1. The very constitution of the Theater precludes the possibility of its ever becoming an institution of moral reform. Men never would go to the House of Pleasure to hear their faults and crimes rebuked and reproved. Are the twinges of a guilty conscience pleasing? But no man can ever be reformed of any sin, till his conscience is made to feel moral delinquency; and the stage can never be allowed to trouble the conscience. The play-going public would desert it at the moment it assumed this character. Men may theorize about making the Stage display the beauty of virtue, and the hideousness of vice, for public reform, but it is a mere chimera; in the nature of things it is utterly impossible. Plays would cease to be acted the moment that they began to touch the conscience, that is, the moment that they began to do any good.

Excerpted from THE THEATER; A DISCOURSE PREACHED AT THE
BROMFIELD STREET M.E. CHURCH, March 15, 1863.

BY REV. F.H. NEWHALL, Pastor.

A closing thought from the above discourse:

"Be not deceived; if you are lost, the sin which shall ruin you is not one that looks hateful and loathsome, but alluring and enchanting. Satan’s snare for you is baited with a pleasure that has a charm for you. The way to ruin is not strewn with hideous sights, and echoing with jarring discords—there is no temptation in such a path. Men dance to hell over gardens of flowers, they march thither to delicious music. Oh, love not pleasure more than God. And if, in spite of every warning, you are ensnared at last, do not reproach me that I have failed to do my duty."

 2014/9/16 0:01Profile
Heydave
Member



Joined: 2008/4/12
Posts: 1306
Hampshire, UK

 Re:

Savannah,

Thank you for posting this. We would do well to learn from this today and where it say 'theatre' we could insert 'movies and most TV shows'.

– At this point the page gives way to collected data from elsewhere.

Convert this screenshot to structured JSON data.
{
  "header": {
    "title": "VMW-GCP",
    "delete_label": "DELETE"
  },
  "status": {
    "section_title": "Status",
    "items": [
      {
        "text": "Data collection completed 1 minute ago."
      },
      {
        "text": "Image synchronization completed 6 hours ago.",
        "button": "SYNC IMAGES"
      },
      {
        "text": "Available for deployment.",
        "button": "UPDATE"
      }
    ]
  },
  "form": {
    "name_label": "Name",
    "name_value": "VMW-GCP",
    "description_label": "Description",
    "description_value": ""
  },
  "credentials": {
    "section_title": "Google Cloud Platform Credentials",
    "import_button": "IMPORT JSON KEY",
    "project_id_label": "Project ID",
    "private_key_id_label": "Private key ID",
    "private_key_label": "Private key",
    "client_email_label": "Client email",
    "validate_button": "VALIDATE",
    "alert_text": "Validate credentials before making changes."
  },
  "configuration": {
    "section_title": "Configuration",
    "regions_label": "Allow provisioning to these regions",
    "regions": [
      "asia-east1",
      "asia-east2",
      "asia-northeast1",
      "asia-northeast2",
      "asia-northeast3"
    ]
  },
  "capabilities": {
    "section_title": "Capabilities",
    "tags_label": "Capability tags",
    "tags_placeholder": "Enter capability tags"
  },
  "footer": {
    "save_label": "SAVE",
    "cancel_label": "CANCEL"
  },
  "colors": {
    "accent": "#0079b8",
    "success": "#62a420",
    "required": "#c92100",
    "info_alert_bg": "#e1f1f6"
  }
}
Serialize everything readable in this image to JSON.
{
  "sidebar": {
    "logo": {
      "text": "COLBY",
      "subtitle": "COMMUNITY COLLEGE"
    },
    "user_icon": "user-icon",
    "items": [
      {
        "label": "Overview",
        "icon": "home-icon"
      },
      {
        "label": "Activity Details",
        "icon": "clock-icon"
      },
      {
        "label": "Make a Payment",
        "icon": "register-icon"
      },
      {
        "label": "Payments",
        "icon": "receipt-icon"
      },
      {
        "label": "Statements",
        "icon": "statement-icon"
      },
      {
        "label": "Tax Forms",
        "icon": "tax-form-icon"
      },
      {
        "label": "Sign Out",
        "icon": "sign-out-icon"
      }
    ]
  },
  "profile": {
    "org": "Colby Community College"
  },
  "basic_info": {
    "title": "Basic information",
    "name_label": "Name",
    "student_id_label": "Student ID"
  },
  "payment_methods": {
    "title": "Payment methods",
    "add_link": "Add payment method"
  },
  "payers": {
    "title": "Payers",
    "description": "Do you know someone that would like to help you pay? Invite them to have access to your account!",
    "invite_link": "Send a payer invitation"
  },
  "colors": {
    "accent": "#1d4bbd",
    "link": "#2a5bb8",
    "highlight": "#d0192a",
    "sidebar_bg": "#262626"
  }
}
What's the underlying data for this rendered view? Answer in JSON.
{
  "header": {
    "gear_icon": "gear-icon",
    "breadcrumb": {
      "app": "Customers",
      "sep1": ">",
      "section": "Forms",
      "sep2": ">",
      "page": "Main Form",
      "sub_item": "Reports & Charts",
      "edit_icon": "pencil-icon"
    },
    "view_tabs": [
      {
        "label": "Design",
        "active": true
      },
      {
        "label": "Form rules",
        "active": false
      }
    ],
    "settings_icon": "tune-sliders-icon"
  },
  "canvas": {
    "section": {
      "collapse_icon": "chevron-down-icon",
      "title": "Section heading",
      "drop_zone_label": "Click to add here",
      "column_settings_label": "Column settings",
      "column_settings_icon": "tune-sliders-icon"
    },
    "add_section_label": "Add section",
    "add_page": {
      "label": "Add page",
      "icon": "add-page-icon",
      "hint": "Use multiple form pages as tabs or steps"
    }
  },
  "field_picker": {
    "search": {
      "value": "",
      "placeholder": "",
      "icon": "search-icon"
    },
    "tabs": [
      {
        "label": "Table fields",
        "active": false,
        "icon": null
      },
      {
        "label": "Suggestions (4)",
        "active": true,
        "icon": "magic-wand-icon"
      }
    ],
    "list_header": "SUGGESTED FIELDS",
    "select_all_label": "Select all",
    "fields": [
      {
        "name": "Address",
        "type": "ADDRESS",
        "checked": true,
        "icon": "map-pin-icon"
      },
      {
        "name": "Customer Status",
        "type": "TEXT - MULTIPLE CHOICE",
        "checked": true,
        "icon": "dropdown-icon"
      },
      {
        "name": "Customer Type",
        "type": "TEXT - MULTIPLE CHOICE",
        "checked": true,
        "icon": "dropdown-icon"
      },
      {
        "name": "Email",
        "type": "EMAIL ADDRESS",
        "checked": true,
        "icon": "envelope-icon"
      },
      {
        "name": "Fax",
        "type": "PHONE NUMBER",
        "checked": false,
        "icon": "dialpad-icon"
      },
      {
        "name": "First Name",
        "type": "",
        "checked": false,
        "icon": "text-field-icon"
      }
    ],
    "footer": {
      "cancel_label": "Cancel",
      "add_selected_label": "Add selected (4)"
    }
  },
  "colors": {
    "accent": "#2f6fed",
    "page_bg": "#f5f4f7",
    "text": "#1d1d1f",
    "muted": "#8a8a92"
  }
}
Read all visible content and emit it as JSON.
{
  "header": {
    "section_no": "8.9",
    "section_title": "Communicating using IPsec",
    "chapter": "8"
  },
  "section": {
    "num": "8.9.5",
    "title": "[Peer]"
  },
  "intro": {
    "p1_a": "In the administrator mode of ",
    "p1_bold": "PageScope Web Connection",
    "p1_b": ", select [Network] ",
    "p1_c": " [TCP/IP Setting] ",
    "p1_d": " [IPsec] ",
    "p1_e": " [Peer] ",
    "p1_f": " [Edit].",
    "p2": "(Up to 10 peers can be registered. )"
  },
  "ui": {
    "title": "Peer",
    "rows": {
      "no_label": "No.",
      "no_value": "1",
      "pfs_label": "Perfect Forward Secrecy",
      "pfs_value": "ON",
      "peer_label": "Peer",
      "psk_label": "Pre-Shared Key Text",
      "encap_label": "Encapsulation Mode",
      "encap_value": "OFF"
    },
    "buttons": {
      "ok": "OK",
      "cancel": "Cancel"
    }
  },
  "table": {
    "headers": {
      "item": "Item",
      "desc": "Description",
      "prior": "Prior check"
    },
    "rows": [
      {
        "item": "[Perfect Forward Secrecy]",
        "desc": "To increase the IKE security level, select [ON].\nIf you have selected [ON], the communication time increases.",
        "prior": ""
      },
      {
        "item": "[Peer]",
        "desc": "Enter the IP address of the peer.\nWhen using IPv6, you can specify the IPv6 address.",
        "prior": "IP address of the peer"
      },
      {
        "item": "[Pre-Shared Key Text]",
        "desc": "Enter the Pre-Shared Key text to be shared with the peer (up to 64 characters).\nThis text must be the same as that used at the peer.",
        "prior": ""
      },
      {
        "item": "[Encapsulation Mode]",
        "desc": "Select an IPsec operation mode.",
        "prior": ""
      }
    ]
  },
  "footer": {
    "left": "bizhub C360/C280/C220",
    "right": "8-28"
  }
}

I thought that this was an interesting statement:
"When the church ceases to be a place of religious culture, and becomes a place of amusement, we feel that it ceases to be a church."
Sadly this is the position of a great many churches today.

As an aside it was interesting to read back on the posts from around 10 years ago here. Most of those brothers no longer contribute, but what I noticed was the grace displayed towards one another in the discussion. I for one was somewhat convicted that the forum today is much more confrontational and I realised I had tended to become this way in many of my post. May we all (including me) learn from this and become much more gracious in our postings here.